You could just put the period after strange. This is Colorado. Where we have four seasons and aren't afraid to use any three of them in a single week. Where "What season are we having today?" is a perfectly reasonable question to ask before getting dressed. Sunny and 70 today, the young mothers jogging through the neighborhood with their kids' strollers are showing quite a bit of skin; snow forecast for Saturday, they'll be back in heavy coats.
Posted by: Michael Cain | April 03, 2024 at 02:17 PM
It's still all Greek to me.
Posted by: CharlesWT | April 03, 2024 at 02:59 PM
Well #@%&!
https://www.nytimes.com/2024/04/06/technology/tech-giants-harvest-data-artificial-intelligence.html
There is so much wrong with this model - both ethically and from an information literacy standpoint - that this feels like a Tower of Babel sort of folly.
Posted by: nous | April 06, 2024 at 01:51 PM
Gift link for those caught by the paywall:
https://www.nytimes.com/2024/04/06/technology/tech-giants-harvest-data-artificial-intelligence.html?ugrp=c&unlocked_article_code=1.iU0.kaNk.qK-DRNAbg0Uw&smid=url-share
Posted by: nous | April 06, 2024 at 01:52 PM
There is so much wrong with this model - both ethically and from an information literacy standpoint - that this feels like a Tower of Babel sort of folly.
I think of all those people who had some trope about how 'anything you put online is public' or 'if you put it in an email, you should expect everyone to see it someday' anytime someone was outed or such. Seems like a straight line from that to this.
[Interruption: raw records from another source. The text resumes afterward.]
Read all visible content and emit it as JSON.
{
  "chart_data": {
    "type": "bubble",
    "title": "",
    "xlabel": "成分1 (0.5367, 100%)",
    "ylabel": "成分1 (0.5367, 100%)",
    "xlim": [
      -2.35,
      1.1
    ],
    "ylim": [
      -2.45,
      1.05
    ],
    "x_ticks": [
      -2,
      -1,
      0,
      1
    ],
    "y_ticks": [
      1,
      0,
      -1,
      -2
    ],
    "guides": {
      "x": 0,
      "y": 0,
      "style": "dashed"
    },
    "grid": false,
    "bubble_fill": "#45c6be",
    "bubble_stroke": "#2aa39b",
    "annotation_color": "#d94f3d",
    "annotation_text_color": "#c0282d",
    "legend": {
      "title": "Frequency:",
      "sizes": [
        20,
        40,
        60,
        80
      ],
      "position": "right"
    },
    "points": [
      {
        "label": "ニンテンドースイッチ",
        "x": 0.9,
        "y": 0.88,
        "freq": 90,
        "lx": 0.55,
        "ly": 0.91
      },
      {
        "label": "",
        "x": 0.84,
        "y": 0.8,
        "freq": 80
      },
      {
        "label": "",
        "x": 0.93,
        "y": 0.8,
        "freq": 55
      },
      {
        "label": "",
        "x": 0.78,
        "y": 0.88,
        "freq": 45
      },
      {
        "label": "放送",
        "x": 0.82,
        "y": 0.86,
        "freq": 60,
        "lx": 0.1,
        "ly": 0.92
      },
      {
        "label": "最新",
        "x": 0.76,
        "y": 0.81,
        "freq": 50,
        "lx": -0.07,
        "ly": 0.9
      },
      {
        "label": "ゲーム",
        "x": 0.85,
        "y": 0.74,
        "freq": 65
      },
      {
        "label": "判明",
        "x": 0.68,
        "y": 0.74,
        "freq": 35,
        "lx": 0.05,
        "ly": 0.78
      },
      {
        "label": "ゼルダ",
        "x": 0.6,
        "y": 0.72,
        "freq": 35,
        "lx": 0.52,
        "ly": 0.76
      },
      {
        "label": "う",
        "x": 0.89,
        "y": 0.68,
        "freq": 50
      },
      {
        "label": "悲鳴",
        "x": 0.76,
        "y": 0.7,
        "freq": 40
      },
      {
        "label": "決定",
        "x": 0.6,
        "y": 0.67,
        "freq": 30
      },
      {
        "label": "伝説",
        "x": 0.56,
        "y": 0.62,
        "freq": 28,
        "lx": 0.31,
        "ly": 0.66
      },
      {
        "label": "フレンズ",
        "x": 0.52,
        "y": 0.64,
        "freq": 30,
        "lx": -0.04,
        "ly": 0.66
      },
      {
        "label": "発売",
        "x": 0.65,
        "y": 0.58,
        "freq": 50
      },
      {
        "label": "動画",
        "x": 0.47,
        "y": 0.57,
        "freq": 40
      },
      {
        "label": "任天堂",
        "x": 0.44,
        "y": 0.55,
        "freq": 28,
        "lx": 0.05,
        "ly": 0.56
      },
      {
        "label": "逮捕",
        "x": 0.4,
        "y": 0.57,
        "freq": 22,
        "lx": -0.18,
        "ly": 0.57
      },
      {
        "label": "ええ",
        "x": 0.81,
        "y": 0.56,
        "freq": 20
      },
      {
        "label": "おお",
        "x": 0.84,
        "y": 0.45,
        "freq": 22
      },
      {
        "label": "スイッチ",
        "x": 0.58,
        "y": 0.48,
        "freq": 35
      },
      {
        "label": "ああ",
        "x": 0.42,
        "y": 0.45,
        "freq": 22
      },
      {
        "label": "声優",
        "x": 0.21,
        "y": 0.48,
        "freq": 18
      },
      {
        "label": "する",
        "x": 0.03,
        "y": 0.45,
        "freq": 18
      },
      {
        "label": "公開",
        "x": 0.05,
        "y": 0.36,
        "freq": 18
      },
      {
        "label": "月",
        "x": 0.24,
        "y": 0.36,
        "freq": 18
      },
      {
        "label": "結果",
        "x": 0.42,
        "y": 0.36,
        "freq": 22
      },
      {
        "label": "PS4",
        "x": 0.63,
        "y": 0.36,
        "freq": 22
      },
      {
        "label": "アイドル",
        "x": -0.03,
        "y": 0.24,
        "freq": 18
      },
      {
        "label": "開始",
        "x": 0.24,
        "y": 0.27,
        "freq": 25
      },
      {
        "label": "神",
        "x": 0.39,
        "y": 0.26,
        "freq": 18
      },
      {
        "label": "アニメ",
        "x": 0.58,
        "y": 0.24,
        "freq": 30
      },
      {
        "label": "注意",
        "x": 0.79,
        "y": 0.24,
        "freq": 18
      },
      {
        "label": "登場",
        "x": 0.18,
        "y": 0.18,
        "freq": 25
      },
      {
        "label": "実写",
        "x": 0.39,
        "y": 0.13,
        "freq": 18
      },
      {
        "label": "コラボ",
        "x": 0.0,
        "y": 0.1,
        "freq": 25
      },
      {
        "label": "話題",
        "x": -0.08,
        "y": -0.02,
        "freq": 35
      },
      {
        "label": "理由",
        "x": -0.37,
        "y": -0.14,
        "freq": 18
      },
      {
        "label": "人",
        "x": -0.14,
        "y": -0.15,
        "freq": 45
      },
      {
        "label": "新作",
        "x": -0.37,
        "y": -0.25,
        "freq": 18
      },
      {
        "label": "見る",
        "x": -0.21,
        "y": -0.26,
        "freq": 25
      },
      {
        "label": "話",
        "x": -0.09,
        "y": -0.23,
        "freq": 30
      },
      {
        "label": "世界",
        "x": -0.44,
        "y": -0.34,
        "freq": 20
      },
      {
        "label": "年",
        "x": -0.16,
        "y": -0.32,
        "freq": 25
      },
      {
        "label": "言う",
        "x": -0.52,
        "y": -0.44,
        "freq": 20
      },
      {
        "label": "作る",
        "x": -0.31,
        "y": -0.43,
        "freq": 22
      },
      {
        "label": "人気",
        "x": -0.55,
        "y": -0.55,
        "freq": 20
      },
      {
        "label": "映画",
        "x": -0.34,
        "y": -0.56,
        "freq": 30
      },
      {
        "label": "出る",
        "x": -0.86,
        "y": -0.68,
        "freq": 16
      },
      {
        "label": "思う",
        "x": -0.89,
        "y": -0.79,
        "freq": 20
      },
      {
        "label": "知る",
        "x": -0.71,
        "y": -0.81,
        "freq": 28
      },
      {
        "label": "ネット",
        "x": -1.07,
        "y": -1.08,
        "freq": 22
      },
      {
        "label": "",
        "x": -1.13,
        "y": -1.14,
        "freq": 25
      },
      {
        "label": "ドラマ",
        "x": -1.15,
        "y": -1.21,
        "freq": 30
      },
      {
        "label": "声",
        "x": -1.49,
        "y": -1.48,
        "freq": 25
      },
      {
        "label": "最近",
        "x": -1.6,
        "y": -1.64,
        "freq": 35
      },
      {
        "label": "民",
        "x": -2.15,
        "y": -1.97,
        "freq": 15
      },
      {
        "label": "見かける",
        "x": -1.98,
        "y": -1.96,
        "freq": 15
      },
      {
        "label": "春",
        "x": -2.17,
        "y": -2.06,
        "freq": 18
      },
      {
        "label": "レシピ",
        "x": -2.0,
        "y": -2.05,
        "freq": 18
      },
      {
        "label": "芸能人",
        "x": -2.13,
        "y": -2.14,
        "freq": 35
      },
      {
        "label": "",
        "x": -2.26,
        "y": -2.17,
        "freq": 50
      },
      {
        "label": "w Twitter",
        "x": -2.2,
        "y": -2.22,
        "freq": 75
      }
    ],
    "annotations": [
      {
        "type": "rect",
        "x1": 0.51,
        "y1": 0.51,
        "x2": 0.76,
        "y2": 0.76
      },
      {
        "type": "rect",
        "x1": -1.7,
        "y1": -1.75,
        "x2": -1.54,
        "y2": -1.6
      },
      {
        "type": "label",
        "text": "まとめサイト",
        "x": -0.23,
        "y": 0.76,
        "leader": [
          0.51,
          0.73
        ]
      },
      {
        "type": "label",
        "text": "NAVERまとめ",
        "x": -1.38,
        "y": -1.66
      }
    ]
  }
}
Posted by: liberal japonicus | April 08, 2024 at 10:13 PM
Years...nay,*decades* ago, in the time of the early internet I wanted to practice using cgis to make images.
So, geeky type that I am, the cgi produced "fake starfields", with randomly distributed stars (no nebulae, that was too hard) with a range of colors and brightness. More for "ooh, pretty!" than accurate.
Got it working, promptly forgot about it.
Fast forward a couple of decades, and I find that someone had grabbed an image that was *obviously* from my cgi, and used it in a wedding invitation.
Good on them! Hope the result has been happy for all concerned.
If it's on the internet, it's there forever. Maybe.
Posted by: Snarki, child of Loki | April 09, 2024 at 10:54 AM
If it's on the internet, it's there forever. Maybe.
If you wish it would disappear, it never will. The EU's GDPR "right to forget" notwithstanding.
But if you urgently need to recover something, don't get your hopes up.
Posted by: wj | April 09, 2024 at 11:31 AM
I, for one, am *very* disappointed that the NSA isn't providing a "global backup service".
It's not like they don't already have the data! SHEESH!
Posted by: Snarki, child of Loki | April 09, 2024 at 03:26 PM
You want a real dystopian story, someone begins to go into the 'global archives' and replace all of the saved files with "ideologically corrected" versions and vanish the originals...
O-o
\ o /
Posted by: nous | April 09, 2024 at 04:11 PM
Posted by: ral | April 09, 2024 at 06:10 PM
There's a motto for the ages: "[S]imply use whatever BS ideas you want without warning and without any tiring citational or attributional material."